Еще находясь в утробе матери, я решил стать космонавтом, рассказывает Роман публике, собравшейся в огромном зале. Еще до рождения, когда получал кислород через пуповину, плавал в невесомости, знал, что такое бесконечность, потому что недавно вышел из нее. Именно тогда я и решил стать космонавтом. Люди смеются и аплодируют, будто услышали анекдот, но ведь Роман просто сказал правду. Тем не менее он чувствует себя необычайно счастливым. Его мать и отец тоже в зале, они хлопают, а позади них сидит Антон.

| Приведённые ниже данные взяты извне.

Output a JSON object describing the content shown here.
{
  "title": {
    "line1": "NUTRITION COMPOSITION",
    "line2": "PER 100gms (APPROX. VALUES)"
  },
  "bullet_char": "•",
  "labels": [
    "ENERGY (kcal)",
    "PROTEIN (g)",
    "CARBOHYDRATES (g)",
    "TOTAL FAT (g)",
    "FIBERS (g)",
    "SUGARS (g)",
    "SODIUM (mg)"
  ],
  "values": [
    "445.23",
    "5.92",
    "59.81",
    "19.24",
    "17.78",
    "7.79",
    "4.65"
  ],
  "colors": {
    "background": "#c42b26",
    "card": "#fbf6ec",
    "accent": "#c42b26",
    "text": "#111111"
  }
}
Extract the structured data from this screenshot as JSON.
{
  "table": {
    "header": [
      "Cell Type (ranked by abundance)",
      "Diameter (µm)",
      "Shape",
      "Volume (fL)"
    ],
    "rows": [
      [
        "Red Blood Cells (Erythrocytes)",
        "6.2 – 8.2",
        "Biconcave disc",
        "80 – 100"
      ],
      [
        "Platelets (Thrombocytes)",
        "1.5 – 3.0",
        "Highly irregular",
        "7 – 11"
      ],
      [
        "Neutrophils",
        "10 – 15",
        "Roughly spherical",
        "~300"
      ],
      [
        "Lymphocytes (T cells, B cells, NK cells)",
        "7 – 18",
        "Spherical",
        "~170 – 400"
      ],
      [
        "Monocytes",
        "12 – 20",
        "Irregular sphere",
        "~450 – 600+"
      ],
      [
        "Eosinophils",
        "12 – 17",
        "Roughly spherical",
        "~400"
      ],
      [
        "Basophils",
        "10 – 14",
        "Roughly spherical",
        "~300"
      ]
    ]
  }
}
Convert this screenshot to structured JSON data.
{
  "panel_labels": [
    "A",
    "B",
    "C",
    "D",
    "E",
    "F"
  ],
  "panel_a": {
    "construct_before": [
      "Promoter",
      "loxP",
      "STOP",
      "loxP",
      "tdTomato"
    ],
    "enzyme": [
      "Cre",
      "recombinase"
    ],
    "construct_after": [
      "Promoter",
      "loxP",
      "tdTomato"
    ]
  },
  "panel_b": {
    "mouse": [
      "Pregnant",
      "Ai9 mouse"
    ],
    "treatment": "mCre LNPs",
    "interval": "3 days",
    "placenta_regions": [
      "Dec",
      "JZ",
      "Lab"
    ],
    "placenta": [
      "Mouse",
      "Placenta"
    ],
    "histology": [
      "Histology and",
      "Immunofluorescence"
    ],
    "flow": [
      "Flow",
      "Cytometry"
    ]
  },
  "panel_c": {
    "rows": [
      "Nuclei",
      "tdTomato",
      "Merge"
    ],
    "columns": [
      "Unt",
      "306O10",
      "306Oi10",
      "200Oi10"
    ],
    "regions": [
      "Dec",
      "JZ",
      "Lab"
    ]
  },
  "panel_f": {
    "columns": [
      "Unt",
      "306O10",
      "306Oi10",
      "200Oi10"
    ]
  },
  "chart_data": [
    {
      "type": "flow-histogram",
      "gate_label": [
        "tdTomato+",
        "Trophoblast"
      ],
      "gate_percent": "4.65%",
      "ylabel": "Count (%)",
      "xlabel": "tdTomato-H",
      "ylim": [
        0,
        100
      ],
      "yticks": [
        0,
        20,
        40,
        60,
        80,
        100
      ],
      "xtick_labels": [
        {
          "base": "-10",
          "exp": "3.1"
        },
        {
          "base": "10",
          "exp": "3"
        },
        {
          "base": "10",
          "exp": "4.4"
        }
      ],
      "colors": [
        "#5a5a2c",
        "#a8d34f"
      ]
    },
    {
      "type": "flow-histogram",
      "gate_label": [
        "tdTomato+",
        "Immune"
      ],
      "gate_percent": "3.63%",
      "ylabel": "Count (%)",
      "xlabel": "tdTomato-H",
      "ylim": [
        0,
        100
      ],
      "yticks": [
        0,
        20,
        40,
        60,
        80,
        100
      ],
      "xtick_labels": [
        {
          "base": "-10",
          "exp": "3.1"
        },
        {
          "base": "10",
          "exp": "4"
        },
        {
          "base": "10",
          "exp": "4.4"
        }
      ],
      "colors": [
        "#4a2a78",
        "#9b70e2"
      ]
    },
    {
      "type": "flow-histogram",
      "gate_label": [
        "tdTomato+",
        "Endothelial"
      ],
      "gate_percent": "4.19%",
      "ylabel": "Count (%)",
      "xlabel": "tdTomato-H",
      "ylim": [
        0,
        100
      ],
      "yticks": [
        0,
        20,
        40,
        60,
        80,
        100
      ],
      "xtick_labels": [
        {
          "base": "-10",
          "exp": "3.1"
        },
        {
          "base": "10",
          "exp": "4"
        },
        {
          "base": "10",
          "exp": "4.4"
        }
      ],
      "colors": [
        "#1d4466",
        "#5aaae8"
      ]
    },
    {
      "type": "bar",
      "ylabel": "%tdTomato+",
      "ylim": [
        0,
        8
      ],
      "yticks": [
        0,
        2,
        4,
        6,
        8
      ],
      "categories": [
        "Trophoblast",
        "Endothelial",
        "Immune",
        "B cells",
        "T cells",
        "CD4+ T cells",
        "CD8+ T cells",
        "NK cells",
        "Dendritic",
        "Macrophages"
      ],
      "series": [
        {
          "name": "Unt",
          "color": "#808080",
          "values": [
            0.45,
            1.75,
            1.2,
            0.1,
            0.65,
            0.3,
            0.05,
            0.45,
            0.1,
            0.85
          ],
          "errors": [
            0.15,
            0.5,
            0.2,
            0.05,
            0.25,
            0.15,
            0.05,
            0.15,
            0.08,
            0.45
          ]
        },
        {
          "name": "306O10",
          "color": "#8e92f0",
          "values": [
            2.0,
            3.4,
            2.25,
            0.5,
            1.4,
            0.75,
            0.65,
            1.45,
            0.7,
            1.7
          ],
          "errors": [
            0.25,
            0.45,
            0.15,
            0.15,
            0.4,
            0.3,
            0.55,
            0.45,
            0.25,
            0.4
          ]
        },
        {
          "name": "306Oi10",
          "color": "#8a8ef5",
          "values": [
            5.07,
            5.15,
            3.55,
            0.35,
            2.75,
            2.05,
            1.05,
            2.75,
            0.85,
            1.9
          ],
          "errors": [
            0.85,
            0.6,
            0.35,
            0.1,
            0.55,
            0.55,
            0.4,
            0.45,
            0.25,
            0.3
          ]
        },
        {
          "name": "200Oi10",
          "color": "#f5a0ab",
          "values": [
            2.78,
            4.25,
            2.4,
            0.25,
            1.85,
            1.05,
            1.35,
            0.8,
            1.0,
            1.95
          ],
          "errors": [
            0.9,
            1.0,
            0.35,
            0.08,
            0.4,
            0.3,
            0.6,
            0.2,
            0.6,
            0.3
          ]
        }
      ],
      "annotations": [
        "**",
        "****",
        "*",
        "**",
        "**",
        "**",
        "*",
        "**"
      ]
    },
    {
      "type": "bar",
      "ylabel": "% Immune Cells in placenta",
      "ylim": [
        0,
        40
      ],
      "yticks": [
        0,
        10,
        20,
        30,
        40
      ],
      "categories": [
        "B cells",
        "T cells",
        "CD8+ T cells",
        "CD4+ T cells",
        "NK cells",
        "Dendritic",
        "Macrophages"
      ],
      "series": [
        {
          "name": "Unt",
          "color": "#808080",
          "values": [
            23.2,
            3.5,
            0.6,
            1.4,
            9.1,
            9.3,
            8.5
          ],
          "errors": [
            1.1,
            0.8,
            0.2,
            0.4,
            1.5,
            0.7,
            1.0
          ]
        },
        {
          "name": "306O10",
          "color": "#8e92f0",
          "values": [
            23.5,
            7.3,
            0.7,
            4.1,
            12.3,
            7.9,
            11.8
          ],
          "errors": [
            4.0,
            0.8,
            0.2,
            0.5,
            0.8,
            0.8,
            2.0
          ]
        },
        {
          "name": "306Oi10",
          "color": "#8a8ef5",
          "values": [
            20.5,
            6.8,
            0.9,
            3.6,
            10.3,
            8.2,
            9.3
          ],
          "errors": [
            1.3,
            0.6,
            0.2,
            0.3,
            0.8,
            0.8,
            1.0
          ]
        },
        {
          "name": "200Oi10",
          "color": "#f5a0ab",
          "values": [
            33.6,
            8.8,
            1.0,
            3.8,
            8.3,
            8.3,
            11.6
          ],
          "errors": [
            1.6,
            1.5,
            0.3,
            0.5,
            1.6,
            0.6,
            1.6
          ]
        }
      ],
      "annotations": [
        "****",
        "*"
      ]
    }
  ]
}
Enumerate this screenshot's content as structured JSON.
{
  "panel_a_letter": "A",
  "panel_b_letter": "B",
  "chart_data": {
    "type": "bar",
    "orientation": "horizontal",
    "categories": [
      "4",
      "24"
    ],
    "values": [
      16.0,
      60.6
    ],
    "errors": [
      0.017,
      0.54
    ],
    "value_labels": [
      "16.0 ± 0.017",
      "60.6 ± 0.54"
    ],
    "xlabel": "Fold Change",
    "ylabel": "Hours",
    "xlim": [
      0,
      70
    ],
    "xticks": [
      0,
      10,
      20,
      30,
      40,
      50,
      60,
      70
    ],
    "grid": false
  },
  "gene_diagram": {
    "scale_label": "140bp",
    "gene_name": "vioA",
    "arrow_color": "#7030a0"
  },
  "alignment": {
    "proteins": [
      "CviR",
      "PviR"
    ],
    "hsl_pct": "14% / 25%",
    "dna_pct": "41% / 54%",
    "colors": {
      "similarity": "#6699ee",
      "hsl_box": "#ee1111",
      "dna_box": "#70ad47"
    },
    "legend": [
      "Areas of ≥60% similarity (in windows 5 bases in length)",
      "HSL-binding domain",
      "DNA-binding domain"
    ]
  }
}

Тиэ, наполовину во сне и наполовину бодрствуя, перенеслась на Сикоку, в родительский дом у моря. Завывающий тайфун сдувает Луну в сторону. Тиэ стоит на крыльце, крепко прижимая мать к груди, мать еще ребенок, и ее ручонки в руках Тиэ маленькие, словно мандарины. У нижней ступеньки плещется море. Все хорошо, мама, шепчет она, дай-дзёбу-дэсу, ну-ну, всё хорошо. Сегодня день высадки на Луну, говорит она, посмотри наверх. Но они видят, что Луна, к которой летят астронавты, сбилась с курса на половину околоземной орбиты и астронавты не могут ее найти, на что мать говорит: Я всегда знала, что это произойдет. Я всегда это знала. Тиэ держит мать на руках, и пока прижимает ее к груди, проходят тысячелетия. Я не должна была оставлять тебя, думает она. Я никогда больше не уеду так далеко. Вокруг Земли вертятся планеты, свет становится оранжевым, Земля сталкивается с носимой ветром Луной, а они все так же стоят на крыльце. Больше никогда, говорит она. Больше никогда.
Антон в третий раз видит сон о Луне. Как Майкл Коллинз в свое время, Антон дрейфует один вблизи нее и слышит ропот, но он превращается не в разноголосицу, а в музыку, звук скрипки растягивает космическое пространство, и Земля оказывается так далеко, что он едва видит ее. Музыка искажает все вокруг. Он влюблен; он не гадает, в кого, во что или почему он так решил; он просто знает, что это так, и выбирается из скафандра, чтобы лучше прочувствовать эластичное и экстатическое нечто; он снимает шлем и обнаруживает, что это вовсе не шлем, а картуз, украшенный большим красным цветком.